ToddHonasToddHonas Core Member

If anyone has any tips on LR, I would appreciate it. I have been studying for about 3 months and have gone through Core Curriculum and several practice tests, I have also went through Ellen Cassidy's Loophole book.

I have consistently drilled around -6 to -10 and would like to get down to -3 to -5 for LR sections. Looking at patterns I do well in Q's 1-10 yet I usually miss 5 or 6 in a row in the back half of the section 17-25.

Any tips would be appreciated!!

Comments

  • TwentyStarGeneralTwentyStarGeneral Core Member
    111 karma

    There's a lot to say here...

    (1) General approach: I read every stimulus with a skeptical and aggressive posture. I search first for the conclusion, then the support, and last the flaw or flawed assumption. If there is no conclusion (and thus no argument), I figure out what type of question it is and prephrase if possible (this is all similar to what she advocates in the Loophole). As I read, I also break the argument down and figure out what each part is doing structurally and why it is included.

    (2) When you learn a new question type, you need to drill that question type using the exact system you learned for eliminating wrong answers and then choosing the right answer. If you don't apply the system, you have a bunch of theory that you can't apply. In general, you want to learn one new type a day using this process, while continuing to drill the old types using the system you learned.

    (3) Be elimination focused, rather than right answer focused. This will greatly increase your accuracy. Remember that every wrong answer is wrong for objective reasons that should follow the system you learned. Gut feeling or intuition are not reliable guides on harder questions.

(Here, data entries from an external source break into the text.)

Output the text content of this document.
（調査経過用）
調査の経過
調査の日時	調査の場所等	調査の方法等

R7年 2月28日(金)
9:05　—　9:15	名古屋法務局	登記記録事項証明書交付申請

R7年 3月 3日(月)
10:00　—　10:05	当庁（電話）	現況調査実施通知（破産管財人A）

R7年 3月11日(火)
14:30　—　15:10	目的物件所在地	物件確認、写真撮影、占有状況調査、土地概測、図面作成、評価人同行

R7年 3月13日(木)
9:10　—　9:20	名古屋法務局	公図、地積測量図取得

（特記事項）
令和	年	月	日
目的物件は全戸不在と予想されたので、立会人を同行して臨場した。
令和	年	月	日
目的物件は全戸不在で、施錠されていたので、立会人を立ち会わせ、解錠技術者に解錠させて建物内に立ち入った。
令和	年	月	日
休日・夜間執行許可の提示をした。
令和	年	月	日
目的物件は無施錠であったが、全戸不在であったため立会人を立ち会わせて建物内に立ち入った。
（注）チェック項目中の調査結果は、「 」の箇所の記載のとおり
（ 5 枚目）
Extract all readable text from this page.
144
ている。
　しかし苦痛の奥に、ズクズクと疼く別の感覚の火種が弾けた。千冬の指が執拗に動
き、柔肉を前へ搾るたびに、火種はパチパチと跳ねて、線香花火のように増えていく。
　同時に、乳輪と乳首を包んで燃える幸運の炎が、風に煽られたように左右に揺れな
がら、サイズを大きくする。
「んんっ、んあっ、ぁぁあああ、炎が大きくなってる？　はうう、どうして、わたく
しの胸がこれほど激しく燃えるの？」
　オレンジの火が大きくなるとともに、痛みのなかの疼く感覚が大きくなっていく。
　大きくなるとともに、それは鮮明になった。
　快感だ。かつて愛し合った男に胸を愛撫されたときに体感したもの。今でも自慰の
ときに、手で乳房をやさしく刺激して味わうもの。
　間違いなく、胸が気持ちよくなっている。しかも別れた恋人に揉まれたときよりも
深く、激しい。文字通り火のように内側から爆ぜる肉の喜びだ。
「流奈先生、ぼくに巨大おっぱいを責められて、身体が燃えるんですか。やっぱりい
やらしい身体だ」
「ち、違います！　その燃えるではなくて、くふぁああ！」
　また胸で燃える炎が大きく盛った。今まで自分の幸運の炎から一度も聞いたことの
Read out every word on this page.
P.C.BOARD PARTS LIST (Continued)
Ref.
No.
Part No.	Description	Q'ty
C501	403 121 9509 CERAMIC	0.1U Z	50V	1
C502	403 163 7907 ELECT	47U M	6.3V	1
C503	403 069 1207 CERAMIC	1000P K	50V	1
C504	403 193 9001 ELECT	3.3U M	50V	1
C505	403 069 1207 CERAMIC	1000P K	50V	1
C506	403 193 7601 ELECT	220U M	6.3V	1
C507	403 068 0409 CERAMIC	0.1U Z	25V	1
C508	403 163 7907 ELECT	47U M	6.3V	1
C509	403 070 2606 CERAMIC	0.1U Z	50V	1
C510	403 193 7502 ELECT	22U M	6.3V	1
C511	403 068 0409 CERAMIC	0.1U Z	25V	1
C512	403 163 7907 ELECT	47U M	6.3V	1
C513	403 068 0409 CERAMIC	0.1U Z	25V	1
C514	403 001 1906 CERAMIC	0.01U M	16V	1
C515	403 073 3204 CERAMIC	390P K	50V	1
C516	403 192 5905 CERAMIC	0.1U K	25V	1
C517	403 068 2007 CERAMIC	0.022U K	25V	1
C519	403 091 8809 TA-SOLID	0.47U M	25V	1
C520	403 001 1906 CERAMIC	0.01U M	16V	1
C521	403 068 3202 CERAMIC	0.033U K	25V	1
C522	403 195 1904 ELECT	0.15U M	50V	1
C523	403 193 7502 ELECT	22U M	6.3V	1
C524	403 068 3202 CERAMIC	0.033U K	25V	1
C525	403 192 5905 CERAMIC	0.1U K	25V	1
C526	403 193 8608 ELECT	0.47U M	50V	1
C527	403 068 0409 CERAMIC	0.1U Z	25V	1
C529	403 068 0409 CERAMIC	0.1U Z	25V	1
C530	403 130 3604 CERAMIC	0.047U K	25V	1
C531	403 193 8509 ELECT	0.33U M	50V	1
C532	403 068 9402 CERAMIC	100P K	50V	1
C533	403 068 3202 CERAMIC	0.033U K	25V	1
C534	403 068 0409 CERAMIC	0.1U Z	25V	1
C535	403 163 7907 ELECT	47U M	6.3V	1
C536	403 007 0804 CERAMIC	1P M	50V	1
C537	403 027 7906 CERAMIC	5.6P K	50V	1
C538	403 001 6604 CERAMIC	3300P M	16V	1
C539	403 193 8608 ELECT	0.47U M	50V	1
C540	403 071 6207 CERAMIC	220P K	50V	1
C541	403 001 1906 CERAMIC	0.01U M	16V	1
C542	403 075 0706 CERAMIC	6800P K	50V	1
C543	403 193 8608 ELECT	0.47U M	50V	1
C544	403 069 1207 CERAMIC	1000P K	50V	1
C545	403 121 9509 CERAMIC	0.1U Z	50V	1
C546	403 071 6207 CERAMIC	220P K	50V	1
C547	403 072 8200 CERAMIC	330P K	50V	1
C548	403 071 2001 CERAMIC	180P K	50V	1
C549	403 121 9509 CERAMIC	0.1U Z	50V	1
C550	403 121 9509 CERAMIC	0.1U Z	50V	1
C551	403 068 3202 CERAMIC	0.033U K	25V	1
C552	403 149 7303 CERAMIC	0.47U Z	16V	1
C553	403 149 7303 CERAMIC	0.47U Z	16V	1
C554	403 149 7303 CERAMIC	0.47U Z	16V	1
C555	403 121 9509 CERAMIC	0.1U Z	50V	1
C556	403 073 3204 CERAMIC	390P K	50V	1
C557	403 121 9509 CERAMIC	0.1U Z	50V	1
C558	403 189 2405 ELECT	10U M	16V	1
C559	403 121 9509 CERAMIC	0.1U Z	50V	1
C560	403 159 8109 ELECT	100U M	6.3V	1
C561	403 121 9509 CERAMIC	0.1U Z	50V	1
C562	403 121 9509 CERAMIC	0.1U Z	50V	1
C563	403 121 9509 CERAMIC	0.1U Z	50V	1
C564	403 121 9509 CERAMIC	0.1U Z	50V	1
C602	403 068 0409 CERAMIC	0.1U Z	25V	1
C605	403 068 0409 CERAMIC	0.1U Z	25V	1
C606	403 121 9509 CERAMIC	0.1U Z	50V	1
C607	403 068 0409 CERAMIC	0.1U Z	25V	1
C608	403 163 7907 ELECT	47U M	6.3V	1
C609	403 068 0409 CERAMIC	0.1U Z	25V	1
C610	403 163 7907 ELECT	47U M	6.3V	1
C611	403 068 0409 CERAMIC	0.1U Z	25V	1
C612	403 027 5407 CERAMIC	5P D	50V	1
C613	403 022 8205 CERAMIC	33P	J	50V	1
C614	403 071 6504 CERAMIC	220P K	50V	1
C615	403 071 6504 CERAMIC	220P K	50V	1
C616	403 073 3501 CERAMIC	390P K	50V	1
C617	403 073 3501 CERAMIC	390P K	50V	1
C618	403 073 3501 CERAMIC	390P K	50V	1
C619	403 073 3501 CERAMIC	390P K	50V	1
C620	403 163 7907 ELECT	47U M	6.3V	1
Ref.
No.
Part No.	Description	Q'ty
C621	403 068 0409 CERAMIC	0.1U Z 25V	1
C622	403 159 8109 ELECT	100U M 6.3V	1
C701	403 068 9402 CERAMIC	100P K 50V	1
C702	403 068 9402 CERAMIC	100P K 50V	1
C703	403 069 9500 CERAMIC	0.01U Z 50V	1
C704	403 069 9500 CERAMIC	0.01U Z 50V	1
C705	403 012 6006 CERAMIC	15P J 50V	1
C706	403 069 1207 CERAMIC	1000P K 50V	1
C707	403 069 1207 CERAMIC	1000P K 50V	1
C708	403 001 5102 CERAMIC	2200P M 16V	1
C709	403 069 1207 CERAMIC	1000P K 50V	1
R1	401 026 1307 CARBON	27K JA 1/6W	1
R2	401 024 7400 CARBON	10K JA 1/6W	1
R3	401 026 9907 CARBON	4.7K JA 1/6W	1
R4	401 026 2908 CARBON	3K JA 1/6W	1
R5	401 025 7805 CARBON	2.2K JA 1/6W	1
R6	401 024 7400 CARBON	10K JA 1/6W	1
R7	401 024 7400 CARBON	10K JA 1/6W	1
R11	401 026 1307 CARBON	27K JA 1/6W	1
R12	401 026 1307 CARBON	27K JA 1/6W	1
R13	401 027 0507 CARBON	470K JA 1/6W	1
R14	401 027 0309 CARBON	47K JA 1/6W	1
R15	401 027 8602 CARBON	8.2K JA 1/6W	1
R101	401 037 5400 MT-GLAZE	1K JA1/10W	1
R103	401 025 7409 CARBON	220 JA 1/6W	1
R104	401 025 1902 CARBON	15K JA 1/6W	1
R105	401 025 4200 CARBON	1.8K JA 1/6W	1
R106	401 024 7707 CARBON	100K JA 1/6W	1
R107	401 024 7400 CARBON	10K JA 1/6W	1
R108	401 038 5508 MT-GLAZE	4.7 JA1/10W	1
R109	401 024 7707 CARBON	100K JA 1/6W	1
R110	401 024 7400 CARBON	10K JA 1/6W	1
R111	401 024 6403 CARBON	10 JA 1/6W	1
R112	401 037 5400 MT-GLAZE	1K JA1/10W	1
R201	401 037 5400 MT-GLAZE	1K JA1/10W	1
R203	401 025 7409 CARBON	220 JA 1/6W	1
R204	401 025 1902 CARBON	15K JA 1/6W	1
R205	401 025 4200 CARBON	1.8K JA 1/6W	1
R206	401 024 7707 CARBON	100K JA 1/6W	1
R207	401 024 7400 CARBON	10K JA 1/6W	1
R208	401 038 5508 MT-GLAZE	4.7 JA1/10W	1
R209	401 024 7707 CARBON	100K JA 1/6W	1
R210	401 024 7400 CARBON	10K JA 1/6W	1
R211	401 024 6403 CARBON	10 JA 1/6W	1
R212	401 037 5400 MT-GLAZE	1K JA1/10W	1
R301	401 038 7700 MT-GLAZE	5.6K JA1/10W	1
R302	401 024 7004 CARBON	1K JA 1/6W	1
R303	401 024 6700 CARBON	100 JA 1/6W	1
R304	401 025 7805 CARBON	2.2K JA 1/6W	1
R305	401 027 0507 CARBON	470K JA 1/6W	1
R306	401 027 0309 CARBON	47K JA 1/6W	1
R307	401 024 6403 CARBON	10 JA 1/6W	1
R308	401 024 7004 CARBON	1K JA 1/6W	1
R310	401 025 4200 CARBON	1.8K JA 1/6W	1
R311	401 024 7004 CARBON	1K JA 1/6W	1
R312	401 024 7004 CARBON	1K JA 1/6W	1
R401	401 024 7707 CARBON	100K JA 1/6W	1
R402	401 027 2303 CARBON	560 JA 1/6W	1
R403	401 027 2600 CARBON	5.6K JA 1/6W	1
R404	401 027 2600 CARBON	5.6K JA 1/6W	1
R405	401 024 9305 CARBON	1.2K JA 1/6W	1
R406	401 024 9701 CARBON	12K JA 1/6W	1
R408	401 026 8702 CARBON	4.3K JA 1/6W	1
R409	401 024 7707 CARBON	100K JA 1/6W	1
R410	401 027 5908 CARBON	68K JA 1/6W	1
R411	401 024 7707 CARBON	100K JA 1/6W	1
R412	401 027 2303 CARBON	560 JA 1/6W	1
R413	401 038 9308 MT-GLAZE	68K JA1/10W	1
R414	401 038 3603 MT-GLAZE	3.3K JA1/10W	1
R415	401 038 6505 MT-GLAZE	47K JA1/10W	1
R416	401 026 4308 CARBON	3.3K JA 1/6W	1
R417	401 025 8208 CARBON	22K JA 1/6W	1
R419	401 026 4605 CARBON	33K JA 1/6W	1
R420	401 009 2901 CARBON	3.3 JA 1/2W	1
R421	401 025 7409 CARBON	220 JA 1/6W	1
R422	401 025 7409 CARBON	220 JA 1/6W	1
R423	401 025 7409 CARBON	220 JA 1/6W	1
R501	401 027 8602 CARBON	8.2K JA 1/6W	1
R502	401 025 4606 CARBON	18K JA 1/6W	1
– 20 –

    (4) Learn, memorize, and master your common flaws. Practice looking for them in every question with an argument. That will give you a big advantage on 8 out of the 14 question types.

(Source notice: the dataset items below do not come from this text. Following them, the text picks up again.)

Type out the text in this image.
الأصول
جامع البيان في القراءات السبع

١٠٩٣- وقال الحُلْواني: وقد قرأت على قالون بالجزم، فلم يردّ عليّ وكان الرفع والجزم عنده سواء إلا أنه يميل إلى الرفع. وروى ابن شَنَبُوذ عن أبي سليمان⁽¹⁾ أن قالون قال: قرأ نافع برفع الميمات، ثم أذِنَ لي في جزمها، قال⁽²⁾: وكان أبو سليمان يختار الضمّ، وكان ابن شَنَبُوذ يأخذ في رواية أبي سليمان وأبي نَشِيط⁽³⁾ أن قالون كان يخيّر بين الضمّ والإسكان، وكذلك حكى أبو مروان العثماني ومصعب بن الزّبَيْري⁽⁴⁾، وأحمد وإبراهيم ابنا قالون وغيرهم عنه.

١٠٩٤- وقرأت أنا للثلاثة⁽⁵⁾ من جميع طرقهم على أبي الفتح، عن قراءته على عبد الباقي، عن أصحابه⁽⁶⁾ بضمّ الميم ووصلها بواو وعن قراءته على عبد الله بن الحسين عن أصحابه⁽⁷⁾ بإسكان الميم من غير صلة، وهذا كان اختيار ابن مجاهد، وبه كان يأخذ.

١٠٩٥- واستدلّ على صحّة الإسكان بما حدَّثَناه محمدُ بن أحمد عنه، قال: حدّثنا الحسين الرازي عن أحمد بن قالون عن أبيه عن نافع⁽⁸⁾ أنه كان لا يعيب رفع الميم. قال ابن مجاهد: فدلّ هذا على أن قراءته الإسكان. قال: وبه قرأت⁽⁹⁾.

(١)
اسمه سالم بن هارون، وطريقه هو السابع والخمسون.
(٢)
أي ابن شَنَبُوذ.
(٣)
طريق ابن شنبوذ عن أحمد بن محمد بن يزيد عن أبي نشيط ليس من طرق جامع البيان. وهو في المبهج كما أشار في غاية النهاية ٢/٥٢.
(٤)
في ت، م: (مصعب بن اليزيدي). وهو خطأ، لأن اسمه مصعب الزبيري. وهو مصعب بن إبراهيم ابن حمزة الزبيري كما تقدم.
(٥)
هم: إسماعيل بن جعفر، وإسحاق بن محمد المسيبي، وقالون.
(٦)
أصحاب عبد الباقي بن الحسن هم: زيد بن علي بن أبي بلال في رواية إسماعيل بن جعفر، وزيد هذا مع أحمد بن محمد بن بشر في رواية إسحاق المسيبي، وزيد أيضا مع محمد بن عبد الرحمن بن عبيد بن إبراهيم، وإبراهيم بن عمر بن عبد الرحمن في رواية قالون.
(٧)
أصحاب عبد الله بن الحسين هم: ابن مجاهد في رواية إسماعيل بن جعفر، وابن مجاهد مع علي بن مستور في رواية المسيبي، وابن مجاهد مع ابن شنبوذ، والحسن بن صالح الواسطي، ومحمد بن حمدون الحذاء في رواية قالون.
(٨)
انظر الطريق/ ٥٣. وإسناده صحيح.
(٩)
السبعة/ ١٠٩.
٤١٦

    (5) Be diligent in blind reviewing, reading good explanations, and completing your wrong answer journal.

    (6) When doing (4), spend a lot of time thinking about your erroneous thought process or method that caused you to choose the right answer and then thinking about how you can fix it and guard against it on future questions.

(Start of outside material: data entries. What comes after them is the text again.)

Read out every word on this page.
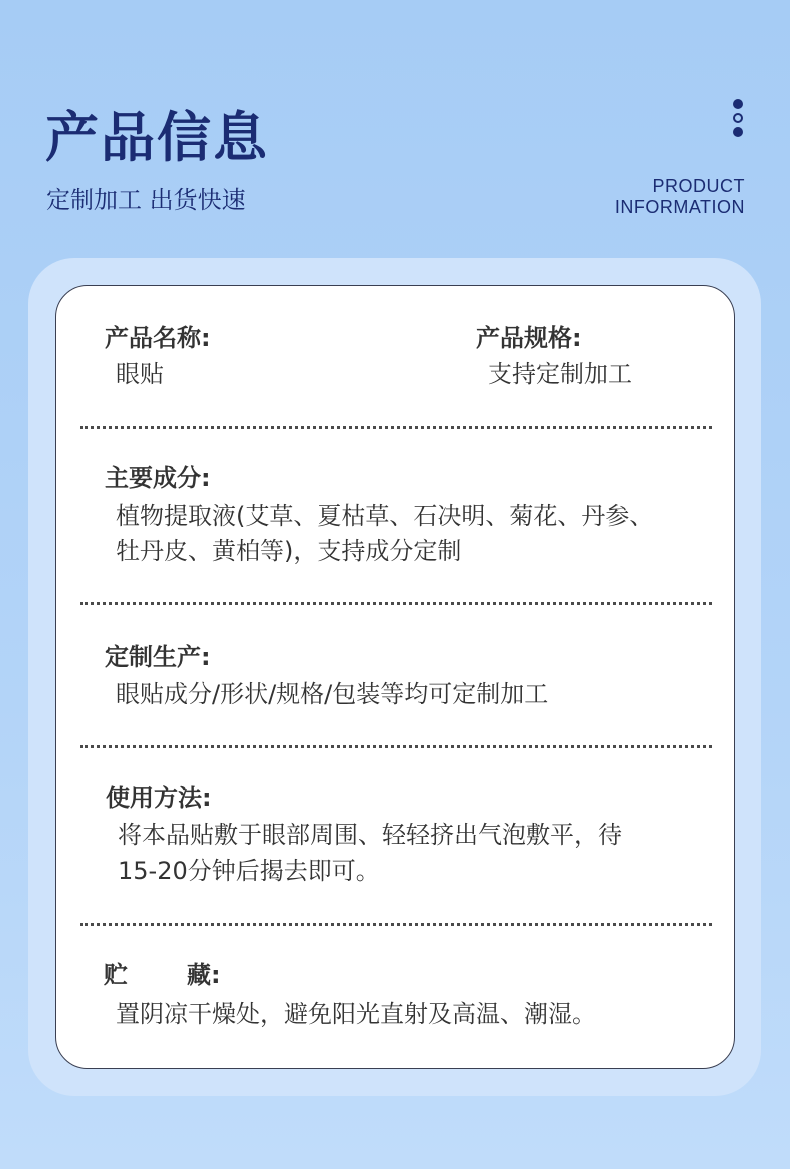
产品信息
定制加工 出货快速	PRODUCT
INFORMATION
产品名称:
眼贴
产品规格:
支持定制加工
主要成分:
植物提取液(艾草、夏枯草、石决明、菊花、丹参、
牡丹皮、黄柏等)，支持成分定制
定制生产:
眼贴成分/形状/规格/包装等均可定制加工
使用方法:
将本品贴敷于眼部周围、轻轻挤出气泡敷平，待
15-20分钟后揭去即可。
贮 藏:
置阴凉干燥处，避免阳光直射及高温、潮湿。
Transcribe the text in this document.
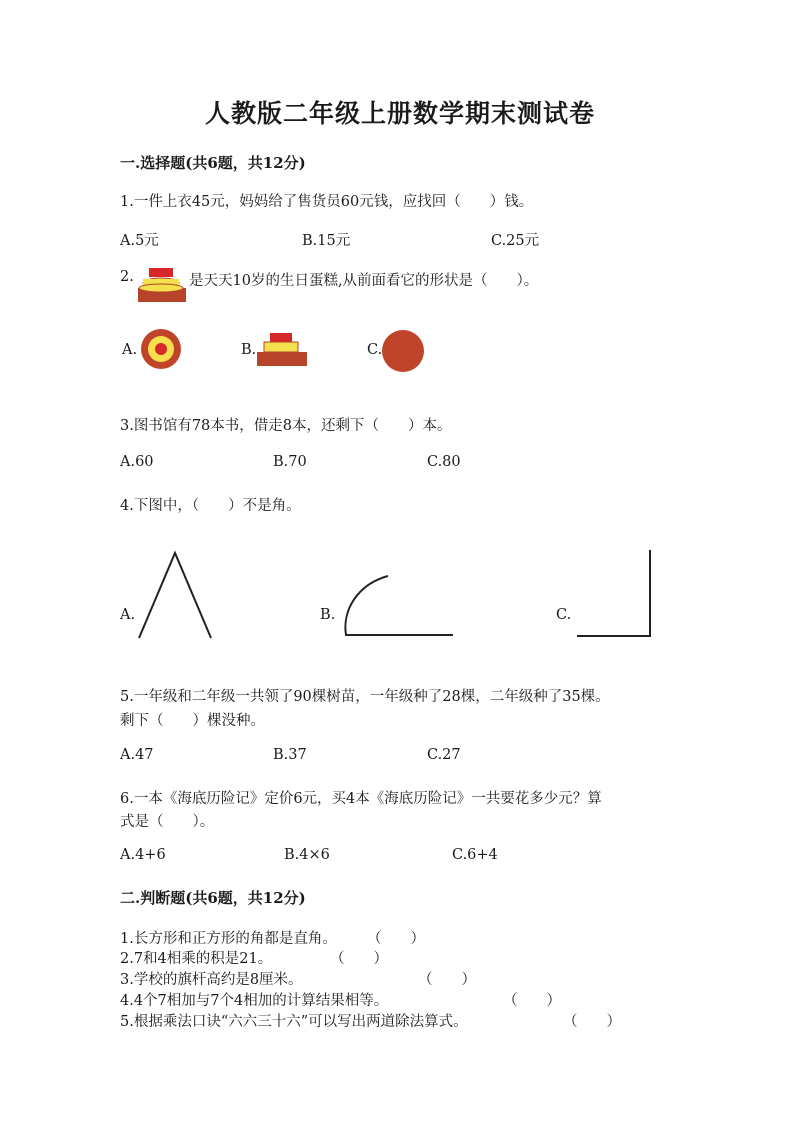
人教版二年级上册数学期末测试卷
一.选择题(共6题，共12分)
1.一件上衣45元，妈妈给了售货员60元钱，应找回（　　）钱。
A.5元	B.15元	C.25元
2.	是天天10岁的生日蛋糕,从前面看它的形状是（　　）。
A.	B.	C.
3.图书馆有78本书，借走8本，还剩下（　　）本。
A.60	B.70	C.80
4.下图中，（　　）不是角。
A.	B.	C.
5.一年级和二年级一共领了90棵树苗，一年级种了28棵，二年级种了35棵。
剩下（　　）棵没种。
A.47	B.37	C.27
6.一本《海底历险记》定价6元，买4本《海底历险记》一共要花多少元？算
式是（　　）。
A.4+6	B.4×6	C.6+4
二.判断题(共6题，共12分)
1.长方形和正方形的角都是直角。 （　　）
2.7和4相乘的积是21。	（　　）
3.学校的旗杆高约是8厘米。	（　　）
4.4个7相加与7个4相加的计算结果相等。	（　　）
5.根据乘法口诀“六六三十六”可以写出两道除法算式。	（　　）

    (7) Apply what you learned in (4) and (5) to old wrong answers from that same type and new questions from that same type (5-10~).

    I hope all that helps.

  • Kyle L. PereiraKyle L. Pereira Live Member
    edited August 2023 44 karma

    @TwentyStarGeneral I had a similar question to Todd, I appreciate you sharing. When it comes to the wrong answer journal, should I be including wrong questions in drills in the Loophole book or solely practice tests? I would greatly appreciate any feedback.

  • TwentyStarGeneralTwentyStarGeneral Core Member
    111 karma

    The wrong answer journal should include anything you get wrong in any practice you do, specifically for LR and RC. For LG, I didn't do a wrong answer journal, but I did similar work in a spreadsheet that I had for fool proofing logic games. For logic games, I would write the mistakes I made in the game and how to avoid them for future games. The general goals for practice questions should be to practice your technique, to learn from your mistakes and learn how to not repeat them, and to learn the recurring patterns that will make you faster.

  • canihazJDcanihazJD Alum Member Sage
    edited August 2023 8486 karma

    Don't focus on the number of questions you're missing, rather the reasons why you are missing them. That's what review should address. At -10 I would start with:
    - ensuring you have a solid, mechanical, automatic strategy for each question type
    - deliberate translation training... really this encompasses QType strategies which are just memorized stem translations. Most mistakes result from some translation issue, but it never feels like something we need to prioritize. You do. Prompting you to think you "get" something you really don't is an LSAC psychometrician's go-to trick.
    - making sure you have adequate depth of written review. What was the content trying to do, how did you react, how should you have reacted, and what will you do to get that way?
    - developing a deliberate and aggressive approach to timing

    All warrant their own discussion, but the CC and blog/forum address all of this stuff.